The story is utterly believable and the characters so vivid and real, all of them extremely flawed, but each with a story to tell. I couldn't help but laugh and cry at their foibles, and in the end, the reader is left with a feeling of hopefulness.

On some level, it evoked for me a similar flavor as She's Come Undone by Wally Lamb, one of my all time favorite novels. This is one of those books I picked up every spare moment I had, and was sorry when it came to an end.

Tuesday, November 2, 2010

Blue Boy

Blue Boy by Rakesh Satyal

Kiran Sharma is a smart, talented twelve year old boy.  He is admired by most of his teachers, adored by the Indian Aunties, gets straight A's in school, goes to temple and is very observant of the people around him.  Kiran also likes to wear his mother's make-up, play with dolls and he thinks he is Krishna, reincarnated.

This book takes us through a few months of Kiran's life.  The author shows us how this little Indian boy actually splits his time in two worlds - that of his school, where he is the only Indian child and longs to play with the popular girls, talking about saved by the Bell and Beverly Hills, 90210.  and that of his Temple, where he is surrounded by other Indian families, engrossed by all that he loves about his culture, but is still not accepted by the children.

I downloaded this book on my Kindle while it was offered as a freebie in honor of the students that took their lives as a result of bullying.  I'm not really sure what I expected out of it.  As usual I didn't read about the book before diving into it's pages.  While I was impressed with the colorful pictures painted in my mind about Indian homes, food and Temple, I was left feeling a little lost.  Like I was just observing the scenes without a clear direction in order.

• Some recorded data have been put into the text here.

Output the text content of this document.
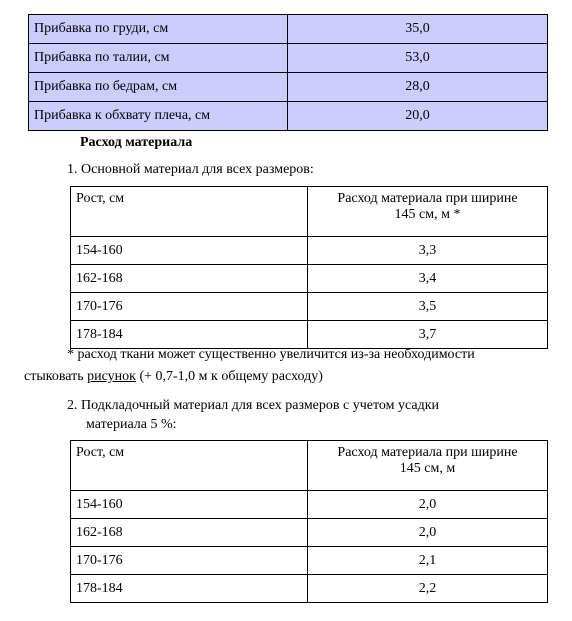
Прибавка по груди, см	35,0
Прибавка по талии, см	53,0
Прибавка по бедрам, см	28,0
Прибавка к обхвату плеча, см	20,0
Расход материала
1. Основной материал для всех размеров:
Рост, см	Расход материала при ширине
145 см, м *

154-160	3,3
162-168	3,4
170-176	3,5
178-184	3,7
* расход ткани может существенно увеличится из-за необходимости
стыковать рисунок (+ 0,7-1,0 м к общему расходу)
2. Подкладочный материал для всех размеров с учетом усадки
материала 5 %:
Рост, см	Расход материала при ширине
145 см, м

154-160	2,0
162-168	2,0
170-176	2,1
178-184	2,2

It turns out the book was leading to a talent show where Kiran wanted to honor Krishna in song and dance.  Along the way though, we were sidetracked with naked teenagers having sex in the park, a friend who spurred on prepubescent sexual curiosity with playboy magazines hidden under his bedroom desk, and a nagging question of, is Kiran attracted to boys?  or does he just want to be a girl?

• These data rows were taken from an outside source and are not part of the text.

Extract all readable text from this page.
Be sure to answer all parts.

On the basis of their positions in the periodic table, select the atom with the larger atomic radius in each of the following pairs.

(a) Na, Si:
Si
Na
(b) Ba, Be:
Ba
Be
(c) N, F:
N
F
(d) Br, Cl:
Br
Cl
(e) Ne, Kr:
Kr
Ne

I read so many rave reviews about this book that I am left wondering if maybe I was just preoccupied while reading the book.  I absolutely loved the description of Indian customs, clothing, food and decor.  The narrative of his parents speech reminded me of my own Indian friends and I loved imagining them saying the words the author wrote (I'm weird like that).  But as for the rest of the book??  I was kinda left ... stumped?  In the story Kiran does something totally out of character, and while I kept thinking he would own up to it, he never does and hardly shows any remorse for the act.

Decide for yourself.  This one may need a second read from me.

 - I know what you're thinking .... what in the world possesses me to read these books??